I struggle to my knees, facing the Black Rider. I reach up to his helmet visor, my hand trembling. When I raise the visor, it reveals your face. When I wipe the tears from my eyes, your beauty is as clear to me as that evening in your apartment when I wiped the fog from my glasses. I touch your cheek and whisper your name. Your eyes are bright and clear. Your smile crushes my heart.
“I’m sorry,” I croak.
“Don’t be.”
“If I’d never—”
“Shush.” You place a black-gloved finger against my lips. “There’s nothing I’d trade for that moment I found you frozen on my neighbor’s doorstep. I will always treasure the time we had, the love we shared. And you must do the same.”
“I don’t want to live without you.”
“You have to. It’s only through you that I live on. It’s only by keeping me in your heart that I will experience the adventures that await you. You must live ... for me.”
“But the pain—”
“Is part of having loved me. To have it taken away ... it would be like we never loved at all.
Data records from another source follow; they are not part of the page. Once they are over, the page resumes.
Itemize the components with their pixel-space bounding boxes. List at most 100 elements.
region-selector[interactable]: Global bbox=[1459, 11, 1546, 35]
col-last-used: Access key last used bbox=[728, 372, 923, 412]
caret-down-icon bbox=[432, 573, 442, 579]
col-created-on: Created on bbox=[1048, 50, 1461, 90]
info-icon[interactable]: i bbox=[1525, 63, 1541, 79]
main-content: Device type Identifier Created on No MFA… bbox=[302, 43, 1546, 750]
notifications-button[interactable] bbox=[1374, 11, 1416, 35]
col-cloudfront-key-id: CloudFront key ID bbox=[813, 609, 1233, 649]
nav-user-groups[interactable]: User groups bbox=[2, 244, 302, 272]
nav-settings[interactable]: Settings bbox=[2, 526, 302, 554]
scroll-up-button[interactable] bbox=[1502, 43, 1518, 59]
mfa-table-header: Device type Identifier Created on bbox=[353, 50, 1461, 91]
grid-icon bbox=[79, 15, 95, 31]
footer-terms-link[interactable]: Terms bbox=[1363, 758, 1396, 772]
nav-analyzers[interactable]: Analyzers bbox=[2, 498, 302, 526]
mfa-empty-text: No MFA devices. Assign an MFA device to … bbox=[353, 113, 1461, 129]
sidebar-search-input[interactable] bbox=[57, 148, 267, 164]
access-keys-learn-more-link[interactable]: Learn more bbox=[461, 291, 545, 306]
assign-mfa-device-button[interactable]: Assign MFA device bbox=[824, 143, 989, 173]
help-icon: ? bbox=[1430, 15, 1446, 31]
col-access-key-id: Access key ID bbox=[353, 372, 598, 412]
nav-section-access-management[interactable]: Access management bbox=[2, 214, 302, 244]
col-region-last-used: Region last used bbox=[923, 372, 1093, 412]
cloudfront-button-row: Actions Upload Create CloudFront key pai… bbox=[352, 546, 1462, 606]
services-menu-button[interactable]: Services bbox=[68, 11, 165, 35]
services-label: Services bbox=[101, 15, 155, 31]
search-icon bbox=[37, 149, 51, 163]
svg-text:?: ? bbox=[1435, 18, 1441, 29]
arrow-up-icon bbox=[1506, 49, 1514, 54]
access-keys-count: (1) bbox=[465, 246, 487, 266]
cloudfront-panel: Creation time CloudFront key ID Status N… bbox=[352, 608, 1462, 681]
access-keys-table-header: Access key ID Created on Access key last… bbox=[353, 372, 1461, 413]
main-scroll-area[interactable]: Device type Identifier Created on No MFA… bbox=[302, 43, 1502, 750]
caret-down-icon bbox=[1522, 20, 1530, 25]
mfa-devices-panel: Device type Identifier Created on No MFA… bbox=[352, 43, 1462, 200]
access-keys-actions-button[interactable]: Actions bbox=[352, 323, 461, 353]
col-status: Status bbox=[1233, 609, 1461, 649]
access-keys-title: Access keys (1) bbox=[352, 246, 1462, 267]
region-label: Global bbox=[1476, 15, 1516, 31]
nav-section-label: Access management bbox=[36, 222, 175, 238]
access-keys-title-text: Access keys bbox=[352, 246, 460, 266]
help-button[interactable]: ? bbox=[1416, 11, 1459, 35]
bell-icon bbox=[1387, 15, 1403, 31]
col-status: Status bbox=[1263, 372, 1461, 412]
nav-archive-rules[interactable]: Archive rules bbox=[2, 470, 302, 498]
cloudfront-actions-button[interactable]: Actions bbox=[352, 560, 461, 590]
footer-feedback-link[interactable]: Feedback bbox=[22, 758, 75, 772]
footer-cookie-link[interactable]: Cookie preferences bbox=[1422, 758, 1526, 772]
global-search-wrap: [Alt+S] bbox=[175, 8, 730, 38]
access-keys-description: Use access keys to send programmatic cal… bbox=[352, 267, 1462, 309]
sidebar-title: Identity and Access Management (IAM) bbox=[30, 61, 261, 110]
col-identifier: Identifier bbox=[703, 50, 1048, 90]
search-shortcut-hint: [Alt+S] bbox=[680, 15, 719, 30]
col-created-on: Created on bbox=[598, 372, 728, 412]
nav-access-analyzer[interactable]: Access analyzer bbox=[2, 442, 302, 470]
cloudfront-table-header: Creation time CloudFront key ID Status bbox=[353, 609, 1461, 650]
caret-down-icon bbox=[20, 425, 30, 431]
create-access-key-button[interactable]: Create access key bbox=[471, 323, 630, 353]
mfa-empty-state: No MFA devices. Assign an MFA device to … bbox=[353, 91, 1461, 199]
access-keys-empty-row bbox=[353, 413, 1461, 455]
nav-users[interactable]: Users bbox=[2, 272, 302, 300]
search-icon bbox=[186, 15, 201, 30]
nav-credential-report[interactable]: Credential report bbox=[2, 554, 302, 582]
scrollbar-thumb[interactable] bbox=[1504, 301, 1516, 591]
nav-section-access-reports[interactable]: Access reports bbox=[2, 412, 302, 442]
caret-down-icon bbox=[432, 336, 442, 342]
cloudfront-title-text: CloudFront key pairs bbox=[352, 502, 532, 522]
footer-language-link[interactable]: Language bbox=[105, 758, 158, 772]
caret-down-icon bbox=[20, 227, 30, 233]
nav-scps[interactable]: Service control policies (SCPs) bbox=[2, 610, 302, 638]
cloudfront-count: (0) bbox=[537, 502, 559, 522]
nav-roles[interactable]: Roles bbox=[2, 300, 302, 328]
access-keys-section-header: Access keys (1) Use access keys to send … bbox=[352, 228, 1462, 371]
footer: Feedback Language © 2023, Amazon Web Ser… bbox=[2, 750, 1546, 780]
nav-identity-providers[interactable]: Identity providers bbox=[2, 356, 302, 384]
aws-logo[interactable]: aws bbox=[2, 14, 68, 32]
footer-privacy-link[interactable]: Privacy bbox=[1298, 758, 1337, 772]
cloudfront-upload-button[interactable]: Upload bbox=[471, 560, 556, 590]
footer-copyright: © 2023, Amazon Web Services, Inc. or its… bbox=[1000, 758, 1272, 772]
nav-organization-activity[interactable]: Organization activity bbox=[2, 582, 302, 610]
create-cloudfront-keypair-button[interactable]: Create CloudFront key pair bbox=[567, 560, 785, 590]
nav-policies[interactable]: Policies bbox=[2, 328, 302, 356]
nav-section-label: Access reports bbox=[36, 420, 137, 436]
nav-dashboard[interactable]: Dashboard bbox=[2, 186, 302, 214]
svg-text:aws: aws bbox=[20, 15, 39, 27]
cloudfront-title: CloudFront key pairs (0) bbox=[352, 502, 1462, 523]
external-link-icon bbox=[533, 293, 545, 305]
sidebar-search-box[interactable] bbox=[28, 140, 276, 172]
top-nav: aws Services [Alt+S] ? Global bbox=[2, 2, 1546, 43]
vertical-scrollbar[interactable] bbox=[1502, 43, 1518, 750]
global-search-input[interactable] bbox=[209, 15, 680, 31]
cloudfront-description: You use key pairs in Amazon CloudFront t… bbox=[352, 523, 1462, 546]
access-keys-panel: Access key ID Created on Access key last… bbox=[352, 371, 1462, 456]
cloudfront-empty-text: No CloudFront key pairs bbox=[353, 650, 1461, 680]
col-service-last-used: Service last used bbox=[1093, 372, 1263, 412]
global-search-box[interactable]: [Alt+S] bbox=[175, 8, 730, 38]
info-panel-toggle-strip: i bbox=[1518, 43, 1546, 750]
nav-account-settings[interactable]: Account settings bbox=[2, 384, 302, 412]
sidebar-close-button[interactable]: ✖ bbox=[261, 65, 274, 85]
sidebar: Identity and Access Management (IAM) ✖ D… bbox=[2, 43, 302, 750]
Do you understand?” You kneel and scoop up the tiny bowl of sand and tears, compressing them in your hands. “You can keep passionate grief close if you can contain it.” Your arms shake, exerting great pressure. This is how diamonds are made. When you open your han
ds, there’s a small onyx globe there. You place it in my hands, taking away the compass.
And I do finally understand. Loss is life, as irrevocable as it is unavoidable. It isn’t enough just to survive our losses in life; we must face them and learn from them if we are to flourish as loving human beings. Passionate grief either consumes you or you consume it. If you allow it to consume you, if you allow it to become your prison, you will waste away and die. It’s like the old married couple both gone within weeks or even days of one losing the other. But you can’t discard your grief either, for that would dishonor the beauty of what had been shared. What this black crystal globe contains is very much a part of me now. This capsule of grief and guilt has become a part of my history. Not only must I accept it, but I have to understand that it shapes me from this moment forward.
You press my hands and the black globe against my chest. The globe vanishes, inexplicable drawn inside. “Keep that close. Keep that within your heart.” You hold up the orb that contains the compass, its needle unerringly steady. “And this one ... wasn’t it you who taught me that on a motorcycle you go where you look? You don’t need this one any more, my love.” And the compass globe also vanishes.
You pull off your helmet, shake free your lovely hair, and smile at me with a beauty that I’ll never have trouble recalling again. Then you lean in to kiss me one last, sweet, unforgettable time.
The Road Ahead
I pause at the far rim of the valley. The surreal landscape behind me is disintegrating in my mirrors, but I’m not watching it. I’m focused on the flat Oklahoma landscape ahead. The road before me is composed of high-speed sweepers, the kind of curves you can take at over a hundred miles an hour. Somewhere just out of sight, I know the road will change. There’ll be blind, decreasing radius curves and steep hills and all manner of challenges. That’s just how life works.